20 juin 2021 - 14:33
‘Si vous virez Jean, je m’en vais’ : (...)

Il existe encore des liens très forts entre la famille Schumacher et Jean Todt. L’ancien patron de la Scuderia est un ami des plus fidèles de la famille Schumacher, et rend régulièrement visite à ce titre à Michael.

Alors que Todt quittera bientôt ses fonctions de président de la FIA, la question peut se poser : dans l’après-FIA, Todt pourrait-il manager la carrière de Mick Schumacher aujourd’hui gérée par Ferrari ?

Le pilote Haas est conscient de cette hypothèse, bien qu’encore prématurée pour éviter tout conflit d’intérêt – il se confiait au Figaro.

« Jean a tenu un rôle majeur dans ma progression et m’a aidé à faire les bons choix jusqu’à aujourd’hui , nous explique le pilote Haas . J’ai appris beaucoup de choses avec lui, notamment, et c’est très important, à identifier les personnes auxquelles je peux accorder ma confiance et celles en qui je ne peux pas faire confiance. C’est l’une de ses forces. Je me tourne souvent vers lui pour lui demander conseil. »

« Nous pouvons toujours compter sur lui quand on l’appelle. Il nous donne toujours le bon conseil au bon moment. C’est très précieux. C’est une voix qui compte chez nous. »

« En tant que président, il ne peut pas non plus trop s’impliquer car il doit rester neutre. On plaisante entre nous en se disant qu’il devrait devenir mon manager. On en reparlera car il serait un super manager (sourire). »
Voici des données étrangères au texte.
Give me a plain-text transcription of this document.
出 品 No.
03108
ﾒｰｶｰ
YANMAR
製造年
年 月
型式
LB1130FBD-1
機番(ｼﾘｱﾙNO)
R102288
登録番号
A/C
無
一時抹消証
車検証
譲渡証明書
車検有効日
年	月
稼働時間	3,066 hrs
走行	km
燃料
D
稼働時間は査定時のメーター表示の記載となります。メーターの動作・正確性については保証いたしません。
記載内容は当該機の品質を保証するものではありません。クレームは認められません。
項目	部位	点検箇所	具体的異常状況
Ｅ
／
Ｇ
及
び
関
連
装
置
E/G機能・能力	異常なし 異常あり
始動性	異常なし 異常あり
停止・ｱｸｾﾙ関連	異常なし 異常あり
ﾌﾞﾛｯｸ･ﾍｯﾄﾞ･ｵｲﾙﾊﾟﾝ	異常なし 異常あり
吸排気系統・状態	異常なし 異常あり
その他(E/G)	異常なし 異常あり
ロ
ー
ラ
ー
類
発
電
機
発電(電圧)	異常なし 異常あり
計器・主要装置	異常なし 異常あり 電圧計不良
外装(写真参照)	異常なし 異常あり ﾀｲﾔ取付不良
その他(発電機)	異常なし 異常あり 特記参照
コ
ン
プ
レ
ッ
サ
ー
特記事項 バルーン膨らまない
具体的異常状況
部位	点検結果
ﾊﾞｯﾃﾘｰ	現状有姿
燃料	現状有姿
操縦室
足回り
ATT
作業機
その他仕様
Un lien forgé dans l’épreuve

Ces liens proches se sont noués bien sûr d’abord dans le succès. A chaque étape de la carrière de Michael Schumacher chez Ferrari, la solidarité entre Todt et le Kaiser s’est affirmée.

Par exemple en 1996, quand Ferrari voulait se séparer de Todt, son pilote a défendu son patron. Todt explique ainsi au Figaro que « quand je suis arrivé chez Ferrari en 1993, il fallait avoir Senna avec qui j’ai discuté une fois . Lui voulait signer pour la saison 1994 mais nous n’avions pas de place et nous n’étions pas prêts. Ayrton est alors allé chez Williams et cela s’est mal terminé à Imola Dans l’esprit des gens, puisque Michael était là on allait tout gagner. Mais nous, nous savions que ce ne serait pas le cas, que ça prendrait du temps. Puis en juin 1996, le bruit s’est propagé que Ferrari allait me remercier. »

Corinna Schumacher raconte alors comment Todt a protégé son mari : « Michael m’a dit que Ferrari voulait se séparer de Jean. Il leur a fait savoir : "si vous le virez, je partirai aussi. »

Autre moment durant lequel Todt a protégé Michael Schumacher : après le fameux geste anti-sportif du pilote Ferrari à Jerez, quand il défendait sa position sur la Williams de Vileneuve : « Quand Michael perd un peu le contrôle en 1997 avec Villeneuve tout le monde voulait sa peau. Je l’ai protégé. »

Deux années plus tard, comme le relate Corinna Schumacher, Michael Schumacher était à nouveau sur la sellette : « Michael n’avait pas été champion du monde, il n’avait terminé que 2e. Puis Michael s’est brisé la jambe (à Silverstone en 1999). Il est revenu et a encore dû faire face à cette défiance. Jean a dit : " si vous vous séparez de Michael, je m’en vais ". Jean était très protecteur envers Michael. Il pensait que ce n’était pas juste. »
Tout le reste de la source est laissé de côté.